Mountain Westerns: from Peckinpah to Altman, Trento Film Festival pays homage

Published 27/02/2025

Gervasini: “five films dedicated to epic deeds in the Far West, recalling that the most representative American film genre is not just made up of deserts, sun and prairies”.


Trento Film Festival often complements its standard sections with a special programme dedicated to a specific theme or a particular film current. This year it has decided to focus on mountain Westerns, taking its cue from the 100th anniversary of the birth of two great directors Sam Peckinpah (Fresno, 21 February 1925 – Inglewood, 28 December 1984) and Robert Altman (Kansas City, 20 February 1925 – Los Angeles, 20 November 2006), who took on this genre.

Five films have been scheduled: The Last of the Mohicans by Maurice Tourneur and Clarence Brown (USA, 1920), a masterpiece of silent film that will be accompanied by live music at Trento Film Festival; Anthony Mann’s The Far Country (USA, 1954), set in Yukon during the gold rush; Ride the High Country, Sam Peckinpah’s second work (USA,1962), which anticipates by many years the change of course definitively transforming the standards of classic Westerns; Robert Altman’s Mccabe & Mrs. Miller (USA, 1971), a sort of anti-Western pre-empting Tarantino’s The Hateful Eight by almost half a century; Sydney Pollack’s Jeremiah (USA, 1972), revolving around the figure of a trapper and veteran of the Mexican-American war, interpreted by Robert Redford.
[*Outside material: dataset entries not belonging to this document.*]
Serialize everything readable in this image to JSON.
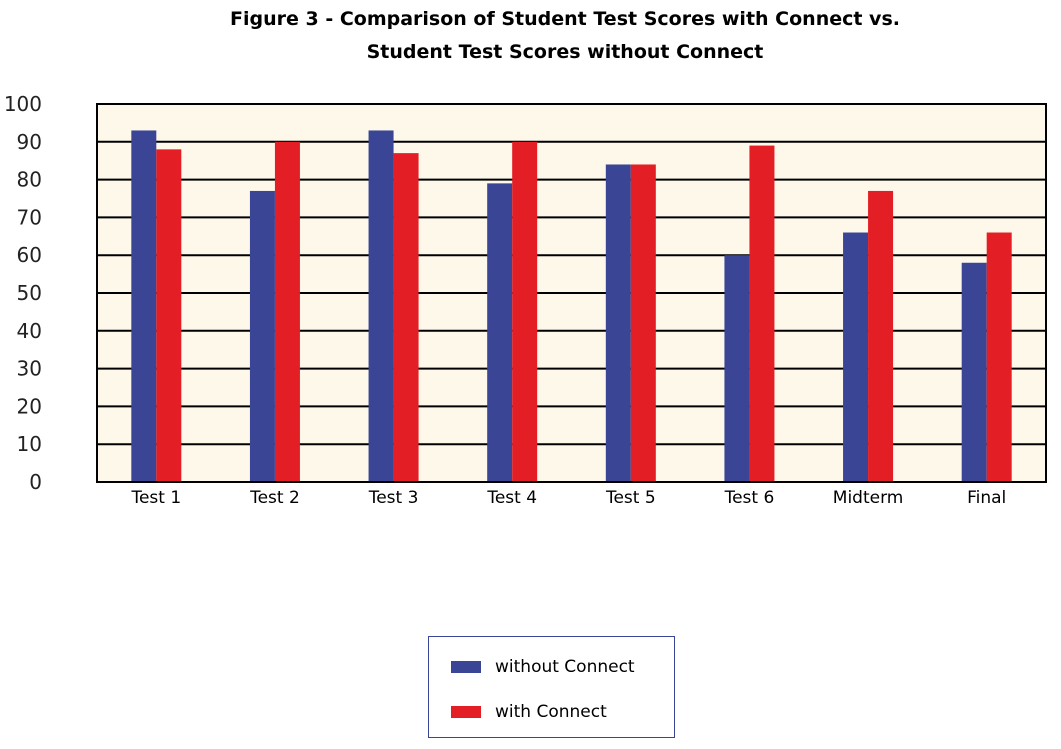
{
  "title_line1": "Figure 3 - Comparison of Student Test Scores with Connect vs.",
  "title_line2": "Student Test Scores without Connect",
  "colors": {
    "plot_background": "#fdf8ea",
    "without_connect": "#3a4595",
    "with_connect": "#e31e24",
    "gridline": "#000000"
  },
  "chart_data": {
    "type": "bar",
    "categories": [
      "Test 1",
      "Test 2",
      "Test 3",
      "Test 4",
      "Test 5",
      "Test 6",
      "Midterm",
      "Final"
    ],
    "series": [
      {
        "name": "without Connect",
        "values": [
          93,
          77,
          93,
          79,
          84,
          60,
          66,
          58
        ]
      },
      {
        "name": "with Connect",
        "values": [
          88,
          90,
          87,
          90,
          84,
          89,
          77,
          66
        ]
      }
    ],
    "yticks": [
      0,
      10,
      20,
      30,
      40,
      50,
      60,
      70,
      80,
      90,
      100
    ],
    "ylim": [
      0,
      100
    ],
    "grid": true,
    "legend_position": "bottom-center"
  },
  "legend": {
    "without_label": "without Connect",
    "with_label": "with Connect"
  }
}
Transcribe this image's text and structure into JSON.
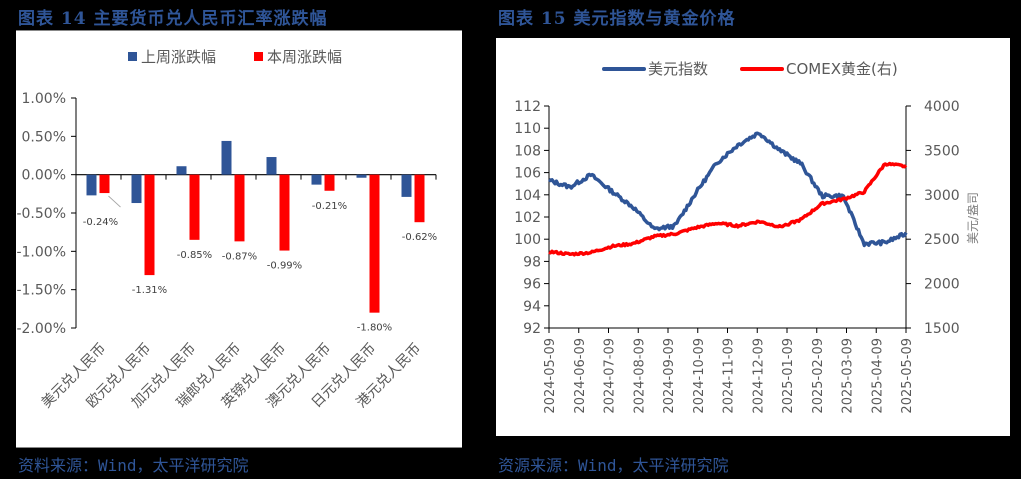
{
  "figures": [
    {
      "title": "图表 14 主要货币兑人民币汇率涨跌幅",
      "source": "资料来源：Wind，太平洋研究院"
    },
    {
      "title": "图表 15 美元指数与黄金价格",
      "source": "资源来源：Wind，太平洋研究院"
    }
  ],
  "colors": {
    "blue": "#2f5597",
    "red": "#ff0000",
    "axis_text": "#595959",
    "title_blue": "#2f5597"
  },
  "chart_data": [
    {
      "type": "bar",
      "title": "主要货币兑人民币汇率涨跌幅",
      "categories": [
        "美元兑人民币",
        "欧元兑人民币",
        "加元兑人民币",
        "瑞郎兑人民币",
        "英镑兑人民币",
        "澳元兑人民币",
        "日元兑人民币",
        "港元兑人民币"
      ],
      "series": [
        {
          "name": "上周涨跌幅",
          "color": "#2f5597",
          "values": [
            -0.27,
            -0.37,
            0.11,
            0.44,
            0.23,
            -0.13,
            -0.04,
            -0.29
          ]
        },
        {
          "name": "本周涨跌幅",
          "color": "#ff0000",
          "values": [
            -0.24,
            -1.31,
            -0.85,
            -0.87,
            -0.99,
            -0.21,
            -1.8,
            -0.62
          ]
        }
      ],
      "data_labels": [
        "-0.24%",
        "-1.31%",
        "-0.85%",
        "-0.87%",
        "-0.99%",
        "-0.21%",
        "-1.80%",
        "-0.62%"
      ],
      "yticks": [
        "1.00%",
        "0.50%",
        "0.00%",
        "-0.50%",
        "-1.00%",
        "-1.50%",
        "-2.00%"
      ],
      "ylim": [
        -2.0,
        1.0
      ],
      "xlabel": "",
      "ylabel": "",
      "legend_position": "top",
      "grid": false
    },
    {
      "type": "line",
      "title": "美元指数与黄金价格",
      "x_ticks": [
        "2024-05-09",
        "2024-06-09",
        "2024-07-09",
        "2024-08-09",
        "2024-09-09",
        "2024-10-09",
        "2024-11-09",
        "2024-12-09",
        "2025-01-09",
        "2025-02-09",
        "2025-03-09",
        "2025-04-09",
        "2025-05-09"
      ],
      "series": [
        {
          "name": "美元指数",
          "axis": "left",
          "color": "#2f5597",
          "values": [
            105.3,
            104.7,
            105.8,
            104.3,
            102.9,
            100.9,
            101.2,
            104.2,
            106.9,
            108.5,
            109.6,
            108.0,
            106.8,
            103.9,
            103.9,
            99.6,
            99.7,
            100.5
          ]
        },
        {
          "name": "COMEX黄金(右)",
          "axis": "right",
          "color": "#ff0000",
          "values": [
            2360,
            2330,
            2350,
            2420,
            2450,
            2530,
            2560,
            2630,
            2680,
            2650,
            2700,
            2640,
            2720,
            2900,
            2950,
            3030,
            3350,
            3320
          ]
        }
      ],
      "y_left": {
        "ticks": [
          "112",
          "110",
          "108",
          "106",
          "104",
          "102",
          "100",
          "98",
          "96",
          "94",
          "92"
        ],
        "range": [
          92,
          112
        ]
      },
      "y_right": {
        "ticks": [
          "4000",
          "3500",
          "3000",
          "2500",
          "2000",
          "1500"
        ],
        "range": [
          1500,
          4000
        ],
        "label": "美元/盎司"
      },
      "legend_position": "top",
      "grid": false
    }
  ]
}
«Five films dedicated to epic deeds in the Far West – or the North-East in the case of Canada in the Last of the Mohicans – recalling that the most representative American film genre is not just made up of deserts, sun and prairies, but also of mountains, with the snowy and harsh environment recounted by master filmmakers such as Maurice Tourneur, Anthony Mann, Sam Peckinpah, Robert Altman and Sydney Pollack», explains Mauro Gervasini, in charge of Trento Film Festival’s film programme.